Enfin et plus grave, un pays peut faire pression. Il semble bien que ce soit le cas de la Chine, qui s’est plainte de son classement à la direction générale de la Banque pile au moment où cette direction souhaitait ardemment que la Chine souscrive à une augmentation de capital de la Banque. Le Chili n’avait pas cette force de pression.

 

Donc loi de Goodhart : indicateur à trop fort enjeu, indicateur pourri. Ses termes sont plus choisis. Il disait dans l’article célébré (mais verrouillé) : « toute régularité statistique observée aura tendance à s’effondrer dès qu’une pression sera exercée sur elle à des fins de contrôle. » Il faisait référence aux politiques monétaires basées exclusivement sur la croissance d’un agrégat monétaire, type M1. L’indicateur commençait à dérailler.

 

Les RH en entreprises le savent bien quand la rémunération des cadres dépend de certaines « métriques » calculées par le contrôle de gestion.
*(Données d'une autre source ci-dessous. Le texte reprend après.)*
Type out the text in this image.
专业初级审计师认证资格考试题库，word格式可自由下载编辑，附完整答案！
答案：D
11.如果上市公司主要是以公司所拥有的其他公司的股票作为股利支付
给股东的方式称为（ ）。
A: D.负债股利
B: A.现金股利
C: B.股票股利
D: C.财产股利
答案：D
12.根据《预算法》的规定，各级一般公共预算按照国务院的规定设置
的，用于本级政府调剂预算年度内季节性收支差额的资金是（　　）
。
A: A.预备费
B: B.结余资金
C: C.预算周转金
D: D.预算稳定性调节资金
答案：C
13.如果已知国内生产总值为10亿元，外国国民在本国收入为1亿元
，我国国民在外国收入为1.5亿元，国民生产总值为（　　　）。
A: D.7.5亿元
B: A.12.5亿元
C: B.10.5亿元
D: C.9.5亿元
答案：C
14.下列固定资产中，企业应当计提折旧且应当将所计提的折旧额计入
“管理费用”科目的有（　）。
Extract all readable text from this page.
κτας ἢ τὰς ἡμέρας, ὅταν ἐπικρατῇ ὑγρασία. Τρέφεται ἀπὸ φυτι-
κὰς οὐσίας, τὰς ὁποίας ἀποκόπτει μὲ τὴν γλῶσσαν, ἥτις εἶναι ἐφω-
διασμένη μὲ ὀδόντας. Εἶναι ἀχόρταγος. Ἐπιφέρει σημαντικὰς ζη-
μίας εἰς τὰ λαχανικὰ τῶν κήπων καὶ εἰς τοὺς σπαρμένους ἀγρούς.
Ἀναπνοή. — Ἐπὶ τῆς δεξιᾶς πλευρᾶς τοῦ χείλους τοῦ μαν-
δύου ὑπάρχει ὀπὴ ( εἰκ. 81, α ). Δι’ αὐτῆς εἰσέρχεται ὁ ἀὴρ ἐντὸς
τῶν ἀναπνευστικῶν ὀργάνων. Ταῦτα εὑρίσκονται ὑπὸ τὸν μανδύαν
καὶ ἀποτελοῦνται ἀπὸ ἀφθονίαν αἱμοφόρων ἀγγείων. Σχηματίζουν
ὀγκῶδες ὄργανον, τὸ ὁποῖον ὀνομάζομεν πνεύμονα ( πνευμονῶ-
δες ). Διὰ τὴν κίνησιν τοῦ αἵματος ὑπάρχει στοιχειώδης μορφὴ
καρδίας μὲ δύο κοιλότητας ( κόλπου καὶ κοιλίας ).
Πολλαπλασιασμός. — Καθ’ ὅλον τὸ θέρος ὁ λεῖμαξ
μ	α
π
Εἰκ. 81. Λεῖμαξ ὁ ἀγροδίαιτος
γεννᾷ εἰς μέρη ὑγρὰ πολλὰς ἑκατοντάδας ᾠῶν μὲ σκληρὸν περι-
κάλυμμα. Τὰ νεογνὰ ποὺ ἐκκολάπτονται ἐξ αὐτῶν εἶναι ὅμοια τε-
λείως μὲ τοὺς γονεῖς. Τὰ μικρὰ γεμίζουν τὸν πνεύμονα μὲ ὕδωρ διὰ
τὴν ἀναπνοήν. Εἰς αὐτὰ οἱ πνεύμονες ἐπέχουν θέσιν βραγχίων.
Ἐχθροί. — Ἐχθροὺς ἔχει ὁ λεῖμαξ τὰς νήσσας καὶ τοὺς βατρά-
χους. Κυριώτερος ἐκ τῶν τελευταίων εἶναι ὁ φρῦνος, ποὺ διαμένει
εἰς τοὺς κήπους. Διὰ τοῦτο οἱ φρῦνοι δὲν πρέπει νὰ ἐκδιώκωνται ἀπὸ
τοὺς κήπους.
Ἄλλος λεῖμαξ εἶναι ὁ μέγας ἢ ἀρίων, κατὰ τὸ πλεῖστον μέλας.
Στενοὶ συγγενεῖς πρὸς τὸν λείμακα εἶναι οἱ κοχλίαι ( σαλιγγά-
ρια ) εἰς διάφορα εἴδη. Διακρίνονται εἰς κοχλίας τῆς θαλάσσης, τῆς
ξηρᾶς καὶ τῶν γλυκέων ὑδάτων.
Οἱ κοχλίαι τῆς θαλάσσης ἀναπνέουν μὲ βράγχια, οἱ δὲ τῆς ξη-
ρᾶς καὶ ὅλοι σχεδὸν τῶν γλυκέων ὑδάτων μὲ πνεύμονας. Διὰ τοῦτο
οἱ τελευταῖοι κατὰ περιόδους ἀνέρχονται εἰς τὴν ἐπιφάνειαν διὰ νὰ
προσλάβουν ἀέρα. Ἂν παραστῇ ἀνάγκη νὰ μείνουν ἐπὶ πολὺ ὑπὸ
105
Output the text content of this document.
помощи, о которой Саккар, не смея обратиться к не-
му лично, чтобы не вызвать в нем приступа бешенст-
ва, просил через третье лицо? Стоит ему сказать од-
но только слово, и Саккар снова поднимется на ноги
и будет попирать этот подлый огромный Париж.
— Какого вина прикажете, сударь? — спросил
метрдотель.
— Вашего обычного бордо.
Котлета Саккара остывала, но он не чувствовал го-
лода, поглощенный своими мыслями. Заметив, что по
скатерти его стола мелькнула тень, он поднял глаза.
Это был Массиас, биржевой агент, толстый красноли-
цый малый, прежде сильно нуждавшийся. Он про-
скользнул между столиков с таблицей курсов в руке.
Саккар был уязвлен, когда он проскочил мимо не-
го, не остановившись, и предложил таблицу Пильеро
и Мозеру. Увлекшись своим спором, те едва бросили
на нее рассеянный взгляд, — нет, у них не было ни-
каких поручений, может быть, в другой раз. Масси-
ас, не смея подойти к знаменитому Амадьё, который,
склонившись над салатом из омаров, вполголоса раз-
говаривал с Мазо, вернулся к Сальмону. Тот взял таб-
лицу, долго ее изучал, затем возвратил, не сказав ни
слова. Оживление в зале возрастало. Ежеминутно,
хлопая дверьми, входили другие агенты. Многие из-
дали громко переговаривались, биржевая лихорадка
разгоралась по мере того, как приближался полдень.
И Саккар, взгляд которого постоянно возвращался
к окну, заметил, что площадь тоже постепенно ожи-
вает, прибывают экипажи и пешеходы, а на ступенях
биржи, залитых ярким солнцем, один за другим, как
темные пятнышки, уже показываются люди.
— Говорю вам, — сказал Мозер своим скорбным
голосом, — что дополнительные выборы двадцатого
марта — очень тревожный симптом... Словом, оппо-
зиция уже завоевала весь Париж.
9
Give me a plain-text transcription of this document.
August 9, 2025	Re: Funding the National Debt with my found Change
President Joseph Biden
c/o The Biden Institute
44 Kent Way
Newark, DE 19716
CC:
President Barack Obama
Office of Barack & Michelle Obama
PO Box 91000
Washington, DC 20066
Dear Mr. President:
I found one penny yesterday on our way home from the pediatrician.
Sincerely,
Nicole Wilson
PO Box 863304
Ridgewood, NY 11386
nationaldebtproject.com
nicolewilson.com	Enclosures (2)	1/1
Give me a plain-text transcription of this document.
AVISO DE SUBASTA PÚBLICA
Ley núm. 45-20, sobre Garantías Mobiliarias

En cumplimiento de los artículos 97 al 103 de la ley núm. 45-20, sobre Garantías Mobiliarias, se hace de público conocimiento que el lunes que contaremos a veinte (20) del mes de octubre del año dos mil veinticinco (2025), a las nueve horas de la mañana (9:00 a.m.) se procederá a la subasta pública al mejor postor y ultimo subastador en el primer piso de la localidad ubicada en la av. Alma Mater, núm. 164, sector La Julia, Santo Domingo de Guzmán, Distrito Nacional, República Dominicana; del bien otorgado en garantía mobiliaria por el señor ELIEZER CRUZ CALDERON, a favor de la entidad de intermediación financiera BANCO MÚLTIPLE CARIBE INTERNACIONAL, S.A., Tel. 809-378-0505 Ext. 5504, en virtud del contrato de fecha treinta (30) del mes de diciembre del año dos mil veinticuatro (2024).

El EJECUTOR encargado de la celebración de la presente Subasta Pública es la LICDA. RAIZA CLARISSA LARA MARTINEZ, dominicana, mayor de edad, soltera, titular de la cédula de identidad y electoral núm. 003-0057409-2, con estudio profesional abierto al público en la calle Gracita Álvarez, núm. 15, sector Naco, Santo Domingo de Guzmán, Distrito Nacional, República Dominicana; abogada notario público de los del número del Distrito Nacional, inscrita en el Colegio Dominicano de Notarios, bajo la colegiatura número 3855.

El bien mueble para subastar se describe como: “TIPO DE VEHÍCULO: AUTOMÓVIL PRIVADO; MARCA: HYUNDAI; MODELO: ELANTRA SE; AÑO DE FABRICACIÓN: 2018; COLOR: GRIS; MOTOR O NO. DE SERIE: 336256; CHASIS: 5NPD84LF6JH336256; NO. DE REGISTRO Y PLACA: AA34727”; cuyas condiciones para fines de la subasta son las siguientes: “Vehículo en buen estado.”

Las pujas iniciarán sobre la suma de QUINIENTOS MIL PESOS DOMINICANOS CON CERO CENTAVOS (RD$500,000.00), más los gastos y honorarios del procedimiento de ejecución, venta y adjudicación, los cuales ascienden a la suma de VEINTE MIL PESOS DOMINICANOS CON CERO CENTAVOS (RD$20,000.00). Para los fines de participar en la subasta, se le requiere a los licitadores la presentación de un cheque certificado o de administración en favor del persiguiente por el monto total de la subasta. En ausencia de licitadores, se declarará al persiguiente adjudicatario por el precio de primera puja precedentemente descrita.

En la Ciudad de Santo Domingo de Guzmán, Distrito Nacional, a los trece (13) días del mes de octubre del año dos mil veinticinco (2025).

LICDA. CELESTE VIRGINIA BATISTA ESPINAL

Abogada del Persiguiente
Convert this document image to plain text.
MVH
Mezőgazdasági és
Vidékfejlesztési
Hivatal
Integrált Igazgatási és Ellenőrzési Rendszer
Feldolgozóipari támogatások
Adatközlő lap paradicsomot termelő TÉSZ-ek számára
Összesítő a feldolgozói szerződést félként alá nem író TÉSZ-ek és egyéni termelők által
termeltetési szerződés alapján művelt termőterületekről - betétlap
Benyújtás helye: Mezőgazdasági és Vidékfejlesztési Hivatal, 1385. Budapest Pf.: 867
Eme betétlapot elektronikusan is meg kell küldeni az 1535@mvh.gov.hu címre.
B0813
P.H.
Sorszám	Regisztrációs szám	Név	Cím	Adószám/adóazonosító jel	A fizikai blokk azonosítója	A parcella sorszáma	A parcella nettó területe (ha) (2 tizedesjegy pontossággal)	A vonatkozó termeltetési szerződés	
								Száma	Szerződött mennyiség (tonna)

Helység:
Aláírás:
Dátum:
Certains deviennent à ce point focalisés sur l’indicateur qu’ils en délaissent les autres aspects, non mesurés, relevant de leur responsabilité, ceci au détriment de l’entreprise et, au bout du compte, de la métrique elle-même.

 

Les Anglais ont un proverbe subtil : « A watched water never boils », qui illustre bien la subjectivité du temps pour la personne qui attend impatiemment que l’eau bouille pour faire son thé. Eh bien, la loi de Goodhard dit : « A watched water doesn’t boil, it explodes! »

 

Le cas de Kristalina Georgieva

La très respectée Anne Krueger signe une tribune au vitriol contre la présidente du FMI. Pour sa part, Joseph Stiglitz dénonce un coup de force contre une excellente dirigeante, à la fois du FMI et de la Banque mondiale.

Le dossier est lourd en effet, car un rapport commandité par la Banque mondiale a révélé des graves irrégularités concernant le classement de la Chine dans le rapport 2018. Mme Georgieva « a demandé au personnel de reconsidérer les résultats concernant la Chine », puis a « exploré les moyens de modifier la méthodologie pour relever le classement de la Chine ». Stiglitz indique qu’il s’agit d’allégations non fondées. Et il s’étonne que le directeur général actuel, David Malpass, soit blanchi, alors qu’il y a eu en 2020, sous son mandat, des pressions avérées par l’Arabie saoudite pour remonter son rang, un pays dont on a également grand besoin pour ses sous.

 

Faut-il regretter cette disparition ?

C’est ce que pense en tout cas Kaushik Basu, précédent chief economist de la Banque, et un des initiateurs du projet. Car l’énorme effort de collecte de données profite à tous ; certaines causalités sont mises en évidence et dûment attestées, notamment en matière juridique sur le droit des faillites, sur les barrières à l’entrée, etc. Il propose que désormais, dans un possible nouvel indice, on s’attache davantage aux faits et non à ce qui est dit dans les textes réglementaires, aisément manipulables. Il prône la publication en parallèle d’un nouvel indice « Being Just ».

Pourquoi pas ? Mais il serait plus simple de conserver le Doing Business Report pour les données et commentaires qui y figurent et de passer le ranking à la trappe.